Si ha comunque l’impressione che lo sciopero, seppur lungo e dagli effetti economici negativi, non sia stato in grado di infierire sulla salute economica degli studios in modo incisivo, ribadendo lo scarso potere contrattuale degli sceneggiatori e la solidità economica delle grandi case di produzione. Proteste e manifestazioni eclatanti ma, evidentemente, non sufficienti a scalfire le posizioni delle irremovibili Major.

 

2 Commenti

  1. bella la farse di Hitchcock riportata all'inzio, ma non so fino a che punto questa calzi a pennello con il problema qui riportato.
    spesso un film si basa su un libro che è preso e riadattato dallo scenggiatore stesso. In questo caso lo sceneggiatore è paragonabile più all'artigiano o tecnico quotato che all'autore dimenticato nello sfondo. in altri casi invece gli scenggiatori sono loro stessi i primi autori. in questo caso non credo che il loro ruolo sia messo in secondo piano (per lo meno da un punto di vista di reputazione, monetario non saprei). la sceneggiatura è considerata tuttora uno dei pnuti chiavi per avere delle informazioni sulla qualità dell'opera ancora prima di averla vista. Kaufman, Flaiano, Pasolini, Steinbeck, Greene, Guerra, Zavattini, sono stati tutti sceneggiatori indimenticabili e non dimenticati.
    potremmo quindi classificare sceneggiatori e film in due filoni: quelli da serieA e quelli da serie B. comunque mi sembra che l'articolo sollevi un problema in merito alla proprietà intellettuale..diritti di proprietà dovrebbero esistere per garantire una remunerazione dell'autore dell'opera o di chi producendola e distribuendola si assume direttamente il rischio del loro successo/fallimento.
    in altre parole, è più giusto che gli sceneggiatorio vengano retribuiti su base contrattuale (pagamento per prestazione lavorativa), o secondo i principi della proprietà intellettuale. questo è un problema di allocazione del rischio: nel primo caso lo sceneggiatore ha una rendita certa stipulata nel contratto, nel secondo invece gli sceneggiatori hanno rendite variabili: potrebbero avere profitti maggiori o minori che dipendono dal successo o fallimento del film.

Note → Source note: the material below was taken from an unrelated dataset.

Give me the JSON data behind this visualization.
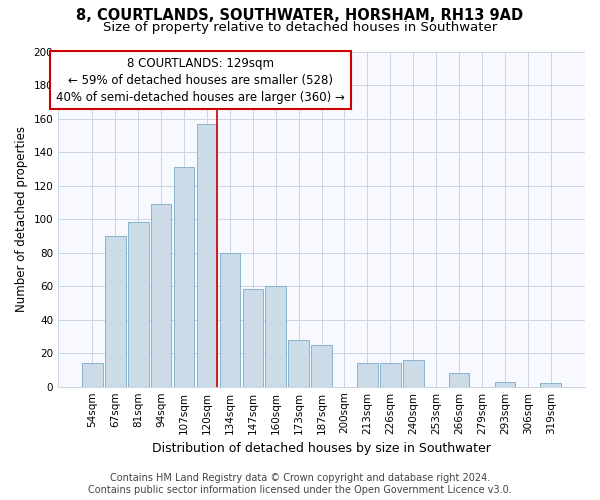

    sarebbe tuttavia sbagliato pensare che il successo di un film dipenda solo dallo scenggiatore. quanto il successo di un lavoro dipende dalla sua qualità (e quindi dallo sceneggiatore) e quanto dalle operazioni di marketing e distribuzione (e quindi dal produttore)? probabilemnte rispondendo a questa domanda si avrà un suggerimento su chi abbia un maggiore diritto ai profitti in questione.
    forse, potrebbe essere più appropriato ricorrere alla soluzione legale contrattualista piuttiosto che a quella proprietaria in base alla qualità dello sceneggiatore, di serie A o di serie B.

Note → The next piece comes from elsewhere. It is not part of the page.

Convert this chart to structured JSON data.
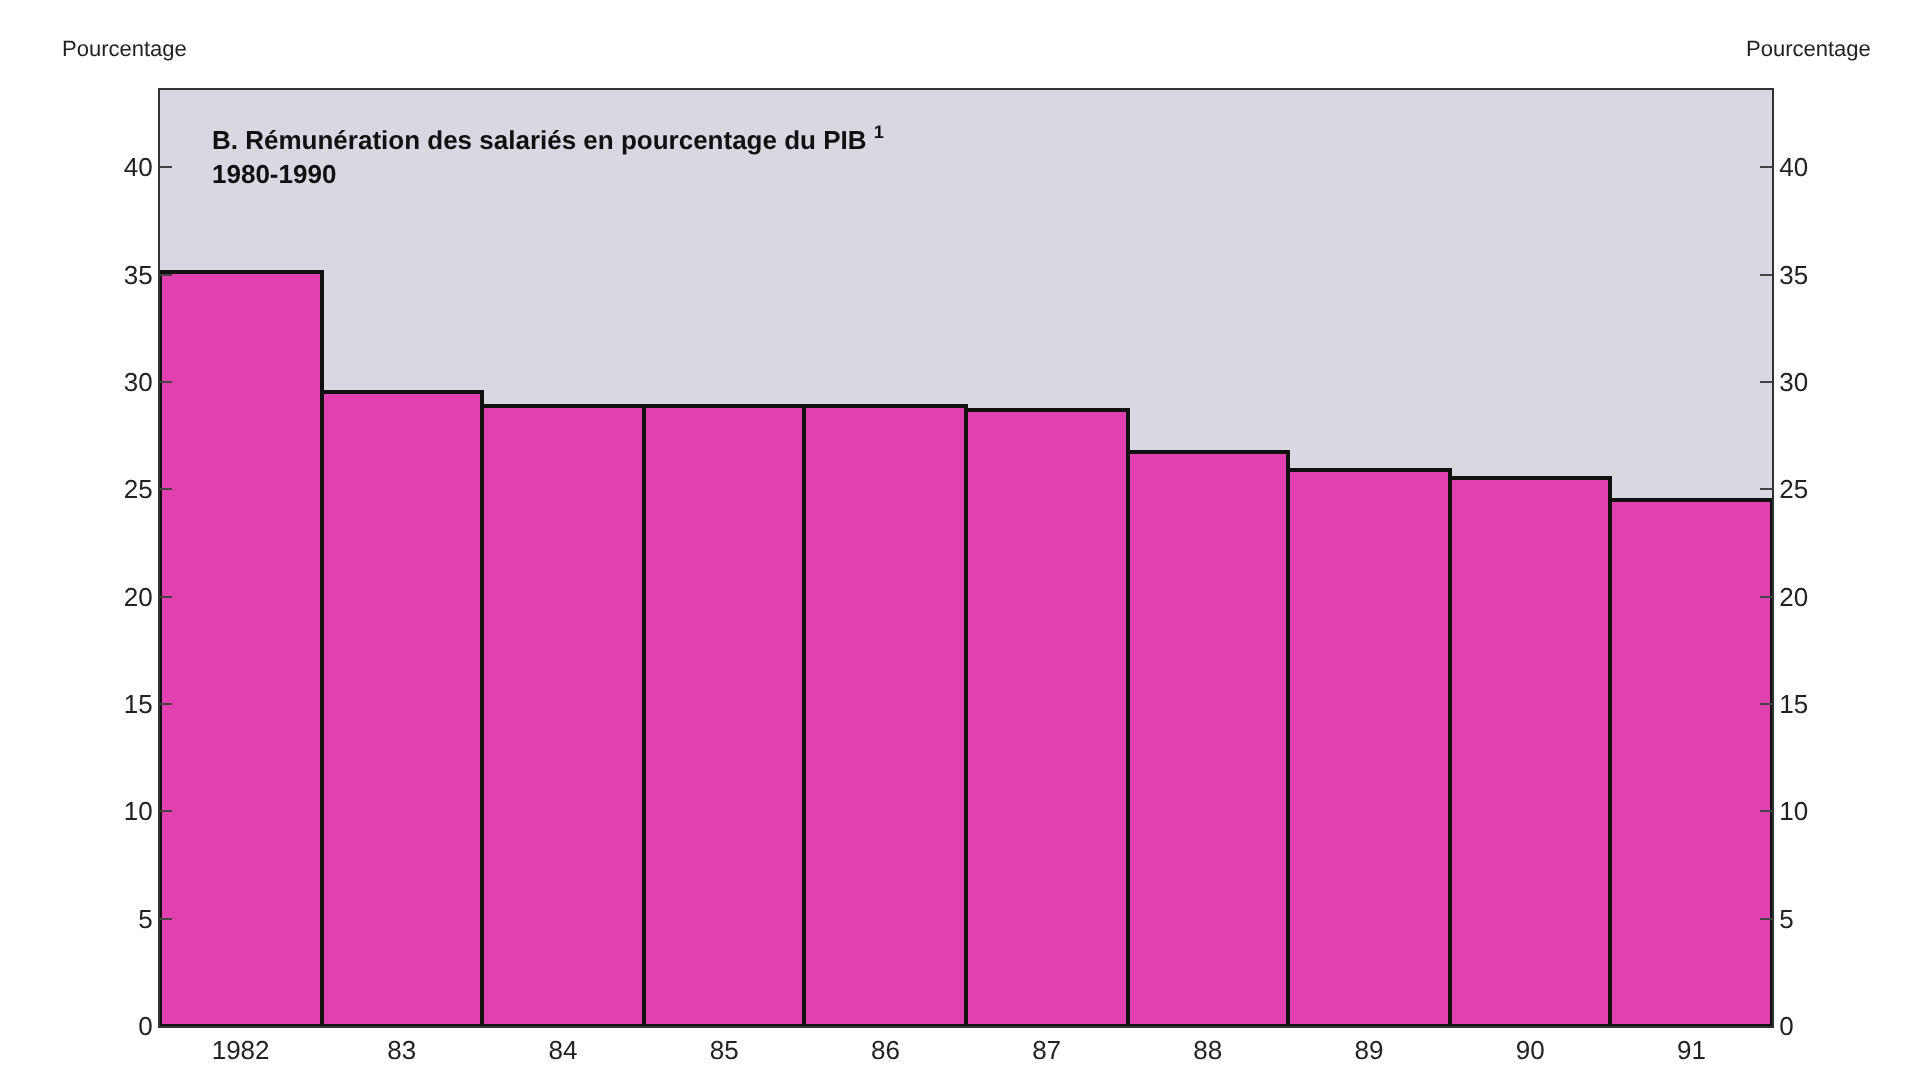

  2. Sono innumerevoli gli studi che hanno cercato di spiegare quali variabili incidono maggiormente sul successo di un film (anche se qui dobbiamo decidere cosa si intende per successo: commerciale o artistico?). Nel 2005 Ramesh Sharda, della Oklahoma State University, elaborò addirittura un software in grado di predire la performance commerciale di un film (gli studi vennero pubblicati dalla rivista Expert Systems With Applications).
    La politica di distribuzione, ovvero il numero di sale in cui il film viene distribuito, rimane comunque in assoluto il fattore critico di successo, in particolare il numero di schermi in cui il film debutta; si tratta quindi di una variabile assolutamente strategica legata al marketing.

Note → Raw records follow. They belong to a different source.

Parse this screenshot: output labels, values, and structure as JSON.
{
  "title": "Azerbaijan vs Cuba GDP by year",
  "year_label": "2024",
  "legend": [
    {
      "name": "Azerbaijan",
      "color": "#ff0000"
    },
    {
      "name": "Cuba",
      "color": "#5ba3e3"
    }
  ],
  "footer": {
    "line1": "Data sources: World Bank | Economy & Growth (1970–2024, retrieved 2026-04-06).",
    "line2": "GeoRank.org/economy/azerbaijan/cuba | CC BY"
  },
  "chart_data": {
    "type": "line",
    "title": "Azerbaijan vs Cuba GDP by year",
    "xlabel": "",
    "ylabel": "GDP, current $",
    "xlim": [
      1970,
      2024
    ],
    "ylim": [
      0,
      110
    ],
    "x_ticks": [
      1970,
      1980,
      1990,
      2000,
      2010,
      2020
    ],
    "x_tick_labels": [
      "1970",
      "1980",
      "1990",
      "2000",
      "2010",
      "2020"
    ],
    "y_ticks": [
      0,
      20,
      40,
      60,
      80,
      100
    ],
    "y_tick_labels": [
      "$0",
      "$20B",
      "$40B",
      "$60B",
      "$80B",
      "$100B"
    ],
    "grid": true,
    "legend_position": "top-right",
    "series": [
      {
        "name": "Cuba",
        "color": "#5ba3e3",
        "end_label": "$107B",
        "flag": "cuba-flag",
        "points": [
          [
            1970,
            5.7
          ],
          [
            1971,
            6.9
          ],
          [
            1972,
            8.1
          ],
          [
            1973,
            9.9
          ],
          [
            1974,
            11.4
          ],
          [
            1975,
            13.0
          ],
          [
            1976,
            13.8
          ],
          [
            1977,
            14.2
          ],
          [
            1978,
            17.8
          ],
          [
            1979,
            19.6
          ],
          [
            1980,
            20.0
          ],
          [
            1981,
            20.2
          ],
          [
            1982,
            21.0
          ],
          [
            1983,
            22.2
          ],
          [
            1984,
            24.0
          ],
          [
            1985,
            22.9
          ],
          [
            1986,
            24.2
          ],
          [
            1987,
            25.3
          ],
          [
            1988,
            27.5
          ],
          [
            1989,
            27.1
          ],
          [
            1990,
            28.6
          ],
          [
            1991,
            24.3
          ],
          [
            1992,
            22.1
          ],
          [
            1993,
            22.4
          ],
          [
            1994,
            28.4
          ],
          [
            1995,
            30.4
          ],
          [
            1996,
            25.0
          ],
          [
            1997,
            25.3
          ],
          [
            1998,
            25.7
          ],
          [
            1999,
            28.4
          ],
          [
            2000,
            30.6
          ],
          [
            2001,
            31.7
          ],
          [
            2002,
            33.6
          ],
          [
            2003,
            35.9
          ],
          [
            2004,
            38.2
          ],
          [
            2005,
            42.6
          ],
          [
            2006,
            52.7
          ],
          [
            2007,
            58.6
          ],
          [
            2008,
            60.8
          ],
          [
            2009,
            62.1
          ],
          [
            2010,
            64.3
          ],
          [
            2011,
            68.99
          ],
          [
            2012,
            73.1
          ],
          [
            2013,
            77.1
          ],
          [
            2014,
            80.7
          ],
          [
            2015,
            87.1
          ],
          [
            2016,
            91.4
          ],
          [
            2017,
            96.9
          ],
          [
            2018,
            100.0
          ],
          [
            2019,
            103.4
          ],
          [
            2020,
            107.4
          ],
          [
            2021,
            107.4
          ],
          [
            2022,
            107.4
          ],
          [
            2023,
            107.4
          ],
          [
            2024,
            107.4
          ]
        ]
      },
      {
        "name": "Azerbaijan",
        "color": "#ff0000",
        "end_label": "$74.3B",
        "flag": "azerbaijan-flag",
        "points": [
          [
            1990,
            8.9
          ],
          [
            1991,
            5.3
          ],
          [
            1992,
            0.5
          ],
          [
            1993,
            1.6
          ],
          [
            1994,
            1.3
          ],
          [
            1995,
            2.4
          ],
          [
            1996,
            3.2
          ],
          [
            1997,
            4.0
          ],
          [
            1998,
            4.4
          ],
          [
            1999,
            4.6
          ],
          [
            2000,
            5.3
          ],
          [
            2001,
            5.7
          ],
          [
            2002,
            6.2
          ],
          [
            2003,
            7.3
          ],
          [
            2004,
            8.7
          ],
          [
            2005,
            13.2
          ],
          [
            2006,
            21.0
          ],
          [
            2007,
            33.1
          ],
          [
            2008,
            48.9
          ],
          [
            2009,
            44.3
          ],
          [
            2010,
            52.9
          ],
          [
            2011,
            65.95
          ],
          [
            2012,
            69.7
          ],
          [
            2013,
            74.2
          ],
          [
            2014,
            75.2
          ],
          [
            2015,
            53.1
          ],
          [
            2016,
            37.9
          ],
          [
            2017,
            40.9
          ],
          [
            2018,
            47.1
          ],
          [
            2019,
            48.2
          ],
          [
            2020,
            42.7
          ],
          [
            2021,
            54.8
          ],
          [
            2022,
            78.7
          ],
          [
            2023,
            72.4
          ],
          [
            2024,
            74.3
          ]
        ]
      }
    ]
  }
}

    Una minore incidenza per il “fattore artistico ed umano” espresso da critica e premi assegnati, e qui rientra la sceneggiatura.
    Io sono convinto che un blockbuster, per essere tale, ha la necessità di una grande campagna di marketing…rimane comunque il fatto che i grandi successi cinematografici, per pubblico e critica, hanno generalmente saputo unire in modo sapiente massicce campagne pubblicitarie e di marketing a validi aspetti artistici ed innovativi nell'elaborazione espressiva (e qui ovviamente anche la sceneggiatura ha avuto il suo peso).